Kult Putina

Trudno o jednoznaczną ocenę skutków i samej sensowności rosyjskiej interwencji w Syrii, jednak już teraz można zaobserwować wzrost popularności prezydenta Putina na Bliskim Wschodzie.

Aktualizacja: 13.10.2015 20:20 Publikacja: 13.10.2015 19:59

Foto: AFP

Prezydent Rosji od zawsze dbał o konsekwentnie budowany wizerunek. Miał być mężczyzną twardym, nieprzejednanym, macho potrafiącym w razie potrzeby pilotować samolot, okręt podwodny, a nawet polować na niedźwiedzie. W Polsce takie fotografie budzą śmiech, bowiem łatwo między wierszami można czytać sączący się z nich nadmierny patos. Na Bliskim Wschodzie jednak Putin-siłacz budzi coraz większy podziw.

W słynnym meczecie Umajjadów w syryjskim Damaszku można było usłyszeć podczas kazania, że prezydent Rosji jest wielkim i ukochanym przywódcą, któremu wreszcie udało się przeciwstawić USA i zniszczyć amerykański sen o potędze. Putin spogląda z plakatów, które coraz częściej pojawiają się na ulicach, billboardach a nawet na prywatnych samochodach. Interwencja rosyjskich żołnierzy jest uważana za zbawienie po ponad dekadzie politycznego zawieszenia nadzorowanego przez Stany Zjednoczone.
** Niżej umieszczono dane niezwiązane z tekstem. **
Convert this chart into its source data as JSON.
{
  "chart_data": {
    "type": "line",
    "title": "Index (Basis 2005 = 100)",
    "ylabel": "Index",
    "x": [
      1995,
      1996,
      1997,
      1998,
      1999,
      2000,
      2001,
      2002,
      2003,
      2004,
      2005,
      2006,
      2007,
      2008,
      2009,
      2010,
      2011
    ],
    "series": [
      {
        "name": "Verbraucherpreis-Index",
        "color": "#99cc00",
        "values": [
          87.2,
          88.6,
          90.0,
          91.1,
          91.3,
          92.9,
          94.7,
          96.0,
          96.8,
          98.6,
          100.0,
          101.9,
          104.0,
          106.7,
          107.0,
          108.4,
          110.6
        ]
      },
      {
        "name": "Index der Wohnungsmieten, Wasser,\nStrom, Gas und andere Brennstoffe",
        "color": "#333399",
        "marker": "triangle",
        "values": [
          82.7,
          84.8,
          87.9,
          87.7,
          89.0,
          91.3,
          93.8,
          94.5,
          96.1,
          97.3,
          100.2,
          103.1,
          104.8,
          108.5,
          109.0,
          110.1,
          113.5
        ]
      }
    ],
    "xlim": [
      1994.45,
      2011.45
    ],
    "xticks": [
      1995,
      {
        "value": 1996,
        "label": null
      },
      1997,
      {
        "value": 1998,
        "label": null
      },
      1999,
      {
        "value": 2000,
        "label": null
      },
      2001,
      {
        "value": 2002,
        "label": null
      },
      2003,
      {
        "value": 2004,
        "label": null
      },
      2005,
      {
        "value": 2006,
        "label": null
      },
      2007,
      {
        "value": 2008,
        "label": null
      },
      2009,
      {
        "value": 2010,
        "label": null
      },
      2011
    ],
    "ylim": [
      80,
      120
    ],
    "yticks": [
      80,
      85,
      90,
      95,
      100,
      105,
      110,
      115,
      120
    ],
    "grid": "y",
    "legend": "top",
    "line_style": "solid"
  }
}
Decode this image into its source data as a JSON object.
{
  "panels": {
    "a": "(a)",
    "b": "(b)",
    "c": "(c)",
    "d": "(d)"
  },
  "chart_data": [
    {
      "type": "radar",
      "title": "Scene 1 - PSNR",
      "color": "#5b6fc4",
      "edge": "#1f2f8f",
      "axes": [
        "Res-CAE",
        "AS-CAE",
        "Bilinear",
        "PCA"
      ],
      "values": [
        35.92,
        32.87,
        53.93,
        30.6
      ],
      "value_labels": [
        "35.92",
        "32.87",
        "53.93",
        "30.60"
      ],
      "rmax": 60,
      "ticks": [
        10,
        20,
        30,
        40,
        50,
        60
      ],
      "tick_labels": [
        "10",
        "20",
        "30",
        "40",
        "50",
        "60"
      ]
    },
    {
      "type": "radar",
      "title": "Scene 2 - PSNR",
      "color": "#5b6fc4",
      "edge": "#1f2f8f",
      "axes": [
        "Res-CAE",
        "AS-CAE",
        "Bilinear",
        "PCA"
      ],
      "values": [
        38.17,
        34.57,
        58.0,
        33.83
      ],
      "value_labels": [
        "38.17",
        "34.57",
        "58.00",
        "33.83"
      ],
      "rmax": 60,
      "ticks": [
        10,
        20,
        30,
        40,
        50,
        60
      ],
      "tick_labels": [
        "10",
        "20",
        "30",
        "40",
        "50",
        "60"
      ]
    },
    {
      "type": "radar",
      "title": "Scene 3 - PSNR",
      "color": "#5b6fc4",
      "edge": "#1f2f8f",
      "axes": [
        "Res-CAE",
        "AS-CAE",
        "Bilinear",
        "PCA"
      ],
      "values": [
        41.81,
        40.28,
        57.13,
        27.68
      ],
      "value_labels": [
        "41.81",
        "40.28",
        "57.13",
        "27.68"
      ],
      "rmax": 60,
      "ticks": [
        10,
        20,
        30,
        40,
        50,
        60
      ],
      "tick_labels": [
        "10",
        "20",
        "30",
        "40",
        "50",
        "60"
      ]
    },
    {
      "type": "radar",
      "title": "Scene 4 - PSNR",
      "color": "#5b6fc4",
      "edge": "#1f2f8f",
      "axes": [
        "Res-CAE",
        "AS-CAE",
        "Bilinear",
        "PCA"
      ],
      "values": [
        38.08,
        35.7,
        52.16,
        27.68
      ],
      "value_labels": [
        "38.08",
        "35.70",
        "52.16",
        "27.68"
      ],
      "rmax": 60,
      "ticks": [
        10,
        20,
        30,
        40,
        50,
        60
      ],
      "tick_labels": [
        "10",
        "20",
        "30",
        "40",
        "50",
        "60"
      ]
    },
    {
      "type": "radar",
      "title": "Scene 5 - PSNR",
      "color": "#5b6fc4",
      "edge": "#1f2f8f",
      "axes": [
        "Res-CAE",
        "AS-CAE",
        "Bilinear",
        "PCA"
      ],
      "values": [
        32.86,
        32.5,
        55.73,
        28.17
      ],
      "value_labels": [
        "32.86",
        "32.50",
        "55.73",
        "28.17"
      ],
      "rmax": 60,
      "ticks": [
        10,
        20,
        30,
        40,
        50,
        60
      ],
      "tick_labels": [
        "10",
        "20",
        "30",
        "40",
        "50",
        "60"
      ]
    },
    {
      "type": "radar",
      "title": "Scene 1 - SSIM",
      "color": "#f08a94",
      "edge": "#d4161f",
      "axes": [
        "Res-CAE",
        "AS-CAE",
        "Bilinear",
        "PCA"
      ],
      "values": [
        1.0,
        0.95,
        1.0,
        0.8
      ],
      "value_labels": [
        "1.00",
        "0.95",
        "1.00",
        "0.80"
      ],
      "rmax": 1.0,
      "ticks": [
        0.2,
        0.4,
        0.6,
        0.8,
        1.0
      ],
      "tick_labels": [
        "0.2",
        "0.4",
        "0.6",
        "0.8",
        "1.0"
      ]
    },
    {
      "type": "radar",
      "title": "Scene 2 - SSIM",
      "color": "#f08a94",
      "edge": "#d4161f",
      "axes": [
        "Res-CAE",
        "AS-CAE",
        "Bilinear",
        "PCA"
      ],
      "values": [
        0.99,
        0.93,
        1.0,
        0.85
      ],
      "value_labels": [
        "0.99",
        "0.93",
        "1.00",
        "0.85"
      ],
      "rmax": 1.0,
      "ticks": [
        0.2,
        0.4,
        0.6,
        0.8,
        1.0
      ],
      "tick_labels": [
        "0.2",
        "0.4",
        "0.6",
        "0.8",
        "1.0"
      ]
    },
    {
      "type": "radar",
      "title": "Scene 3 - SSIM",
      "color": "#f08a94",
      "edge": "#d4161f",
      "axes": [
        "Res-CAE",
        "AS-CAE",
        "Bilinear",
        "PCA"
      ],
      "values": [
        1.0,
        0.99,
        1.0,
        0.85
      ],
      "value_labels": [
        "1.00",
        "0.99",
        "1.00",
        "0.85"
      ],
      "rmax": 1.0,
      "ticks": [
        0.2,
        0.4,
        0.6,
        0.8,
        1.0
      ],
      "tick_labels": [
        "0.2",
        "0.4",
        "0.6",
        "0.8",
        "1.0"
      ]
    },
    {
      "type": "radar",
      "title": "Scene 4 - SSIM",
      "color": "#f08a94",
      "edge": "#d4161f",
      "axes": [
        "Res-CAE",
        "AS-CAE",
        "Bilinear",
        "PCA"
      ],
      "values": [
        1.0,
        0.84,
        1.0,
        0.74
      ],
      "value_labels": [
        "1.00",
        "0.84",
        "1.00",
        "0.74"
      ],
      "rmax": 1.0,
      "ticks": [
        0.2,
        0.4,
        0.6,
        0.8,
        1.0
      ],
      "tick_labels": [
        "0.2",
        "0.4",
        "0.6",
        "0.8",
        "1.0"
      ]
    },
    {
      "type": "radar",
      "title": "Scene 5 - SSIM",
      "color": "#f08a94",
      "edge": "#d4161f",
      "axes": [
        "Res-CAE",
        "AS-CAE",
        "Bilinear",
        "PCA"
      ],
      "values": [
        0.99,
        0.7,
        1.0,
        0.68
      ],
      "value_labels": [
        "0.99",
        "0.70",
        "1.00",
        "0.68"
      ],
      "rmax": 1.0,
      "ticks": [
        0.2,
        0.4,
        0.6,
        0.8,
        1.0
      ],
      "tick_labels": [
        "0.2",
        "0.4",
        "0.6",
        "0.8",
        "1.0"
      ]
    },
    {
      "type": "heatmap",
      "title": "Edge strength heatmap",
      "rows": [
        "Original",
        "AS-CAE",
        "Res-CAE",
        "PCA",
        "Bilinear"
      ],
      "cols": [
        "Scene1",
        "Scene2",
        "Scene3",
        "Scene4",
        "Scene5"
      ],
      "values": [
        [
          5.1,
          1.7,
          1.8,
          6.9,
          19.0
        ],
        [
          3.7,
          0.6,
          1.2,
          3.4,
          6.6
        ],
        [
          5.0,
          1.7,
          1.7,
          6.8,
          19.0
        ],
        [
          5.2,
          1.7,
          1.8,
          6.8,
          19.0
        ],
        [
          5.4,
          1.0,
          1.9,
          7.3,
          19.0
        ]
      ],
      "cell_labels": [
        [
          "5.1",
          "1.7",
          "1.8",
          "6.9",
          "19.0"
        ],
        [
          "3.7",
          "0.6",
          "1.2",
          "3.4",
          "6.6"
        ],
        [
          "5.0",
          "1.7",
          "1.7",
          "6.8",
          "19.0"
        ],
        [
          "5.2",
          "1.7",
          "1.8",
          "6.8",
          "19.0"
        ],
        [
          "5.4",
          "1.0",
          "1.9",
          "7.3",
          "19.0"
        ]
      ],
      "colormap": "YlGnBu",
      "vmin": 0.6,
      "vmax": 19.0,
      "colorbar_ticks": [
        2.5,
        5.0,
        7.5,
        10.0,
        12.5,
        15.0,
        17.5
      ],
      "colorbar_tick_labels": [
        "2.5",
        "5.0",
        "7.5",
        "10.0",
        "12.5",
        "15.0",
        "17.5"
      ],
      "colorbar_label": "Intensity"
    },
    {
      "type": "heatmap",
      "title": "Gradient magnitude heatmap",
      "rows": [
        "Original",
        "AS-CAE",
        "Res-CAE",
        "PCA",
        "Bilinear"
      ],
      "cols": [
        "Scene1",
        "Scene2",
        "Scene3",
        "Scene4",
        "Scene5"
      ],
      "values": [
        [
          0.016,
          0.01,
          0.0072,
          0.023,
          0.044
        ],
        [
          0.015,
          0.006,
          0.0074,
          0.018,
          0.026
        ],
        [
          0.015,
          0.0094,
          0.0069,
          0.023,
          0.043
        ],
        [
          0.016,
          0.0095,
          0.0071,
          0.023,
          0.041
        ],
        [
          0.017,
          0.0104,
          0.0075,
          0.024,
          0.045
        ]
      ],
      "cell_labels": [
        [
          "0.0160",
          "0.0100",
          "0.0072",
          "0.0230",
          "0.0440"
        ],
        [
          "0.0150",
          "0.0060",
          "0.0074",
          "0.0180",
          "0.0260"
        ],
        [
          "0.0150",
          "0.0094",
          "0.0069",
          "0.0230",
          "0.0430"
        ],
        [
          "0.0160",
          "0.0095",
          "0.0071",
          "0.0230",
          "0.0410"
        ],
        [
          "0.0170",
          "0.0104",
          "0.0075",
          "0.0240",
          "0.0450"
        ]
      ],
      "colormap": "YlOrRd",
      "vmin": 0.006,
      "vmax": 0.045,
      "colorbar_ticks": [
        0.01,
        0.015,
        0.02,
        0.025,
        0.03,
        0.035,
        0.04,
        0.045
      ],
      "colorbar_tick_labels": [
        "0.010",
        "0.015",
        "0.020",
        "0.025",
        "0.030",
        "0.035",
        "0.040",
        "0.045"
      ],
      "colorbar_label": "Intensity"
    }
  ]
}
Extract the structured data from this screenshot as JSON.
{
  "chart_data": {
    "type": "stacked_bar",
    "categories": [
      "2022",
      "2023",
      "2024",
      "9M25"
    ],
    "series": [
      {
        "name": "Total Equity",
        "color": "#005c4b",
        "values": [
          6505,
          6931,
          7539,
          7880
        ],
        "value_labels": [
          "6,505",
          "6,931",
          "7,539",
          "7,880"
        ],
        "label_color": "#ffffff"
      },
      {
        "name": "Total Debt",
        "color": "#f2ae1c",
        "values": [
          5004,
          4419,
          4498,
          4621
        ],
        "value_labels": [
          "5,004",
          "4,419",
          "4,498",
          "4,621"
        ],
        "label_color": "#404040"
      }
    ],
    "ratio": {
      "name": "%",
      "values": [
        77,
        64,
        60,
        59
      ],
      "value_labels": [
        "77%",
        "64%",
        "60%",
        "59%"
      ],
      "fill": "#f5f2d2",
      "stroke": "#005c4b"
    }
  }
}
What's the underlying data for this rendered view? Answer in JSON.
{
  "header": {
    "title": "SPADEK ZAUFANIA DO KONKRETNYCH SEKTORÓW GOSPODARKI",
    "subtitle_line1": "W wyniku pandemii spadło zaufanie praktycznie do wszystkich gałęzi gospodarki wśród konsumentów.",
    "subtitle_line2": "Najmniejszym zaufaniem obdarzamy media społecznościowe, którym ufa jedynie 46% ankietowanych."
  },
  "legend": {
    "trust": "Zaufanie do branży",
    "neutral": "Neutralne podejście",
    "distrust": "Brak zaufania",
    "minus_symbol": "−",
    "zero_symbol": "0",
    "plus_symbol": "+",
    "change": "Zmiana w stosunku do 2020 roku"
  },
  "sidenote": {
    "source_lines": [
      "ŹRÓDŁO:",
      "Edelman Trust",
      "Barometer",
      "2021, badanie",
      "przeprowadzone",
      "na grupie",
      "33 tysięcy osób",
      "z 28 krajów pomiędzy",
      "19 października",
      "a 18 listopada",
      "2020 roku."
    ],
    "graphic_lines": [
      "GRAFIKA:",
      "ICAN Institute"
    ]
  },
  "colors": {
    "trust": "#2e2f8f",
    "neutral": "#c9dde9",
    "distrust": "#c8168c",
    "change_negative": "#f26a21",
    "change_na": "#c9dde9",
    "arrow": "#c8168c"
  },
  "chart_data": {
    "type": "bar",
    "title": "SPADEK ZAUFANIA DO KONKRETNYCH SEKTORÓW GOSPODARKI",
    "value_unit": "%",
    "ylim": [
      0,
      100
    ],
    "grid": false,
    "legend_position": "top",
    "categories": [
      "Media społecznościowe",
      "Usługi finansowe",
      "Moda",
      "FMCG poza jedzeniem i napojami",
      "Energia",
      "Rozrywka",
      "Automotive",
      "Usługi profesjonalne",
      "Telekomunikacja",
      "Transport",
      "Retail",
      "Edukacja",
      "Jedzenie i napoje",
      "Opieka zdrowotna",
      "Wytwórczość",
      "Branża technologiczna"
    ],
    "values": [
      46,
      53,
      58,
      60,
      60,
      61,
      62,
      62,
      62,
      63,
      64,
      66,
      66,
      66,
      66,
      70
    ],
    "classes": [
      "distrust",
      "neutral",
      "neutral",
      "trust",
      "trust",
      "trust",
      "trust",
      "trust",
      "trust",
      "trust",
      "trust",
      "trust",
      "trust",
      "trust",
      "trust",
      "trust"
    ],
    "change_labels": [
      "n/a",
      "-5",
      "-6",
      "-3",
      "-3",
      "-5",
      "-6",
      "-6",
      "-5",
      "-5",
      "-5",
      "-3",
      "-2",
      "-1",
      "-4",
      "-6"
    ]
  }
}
Piloci szturmowych helikopterów wysyłanych do Syrii przez Moskwę wyposażeni są w karabiny AK-74. To mniejsza i bardziej nowoczesna wersja znanego Kałasznikowa. Biorą je do kabin na wypadek zestrzelenia, by móc bronić się przed terrorystami z Państwa Islamskiego. Zachód uważa jednak, że to nadmierna ostrożność, ponieważ naloty prowadzone nie na pozycje ISIS, ale na syryjską opozycję walczącą z prezydentem Al-Asadem. Na terenach powstańców z pewnością nie będzie można znaleźć plakatów z Putinem.

Kult prezydenta niezwykle szybko rośnie w siłę. Rosyjska interwencja trwa przecież zaledwie od 30 września, a już uważana jest za ożywczy powiew, który wreszcie da Syrii upragniony pokój. Rządowa armia twierdzi, że obecność nowego sojusznika wzmocniła nawet morale żołnierzy. Dodatkowa siła płynie także z osobistej charyzmy Putina, który opisywany jest jako przywódca, który nie traci czasu na bezproduktywne rozmowy tylko bierze się szybko do działania. Wśród internautów w Iraku popularny jest obecnie obrazek, na którym prezydent Obama występuje w stroju sunnickiego szejka, a Putin jest szyickim imamem. Ma to sugerować prawdziwy obraz stanowisk obranych przez oba mocarstwa w bliskowschodnim konflikcie. Na innych grafikach rysunkowy Putin wymierza sprawiedliwość liderowi ISIS al-Baghdadiemu, który zrozpaczony dzwoni do Obamy po ratunek.

Już na początku Putin był przedstawiany jako nietuzinkowy polityk podczas oficjalnej wizyty w Egipcie. Na ulicach Kairu można było zobaczyć rosyjskie flagi, a gazety nazywały go bohaterem naszych czasów publikując zdjęcia prezydenta bez koszulki trzymającego rozmaite rodzaje broni. Podczas niedawnych demonstracji w Libanie protestujący wkładali t-shirty z Putinem, by demonstrować niezadowolenie z polityki obecnego prezydenta kraju.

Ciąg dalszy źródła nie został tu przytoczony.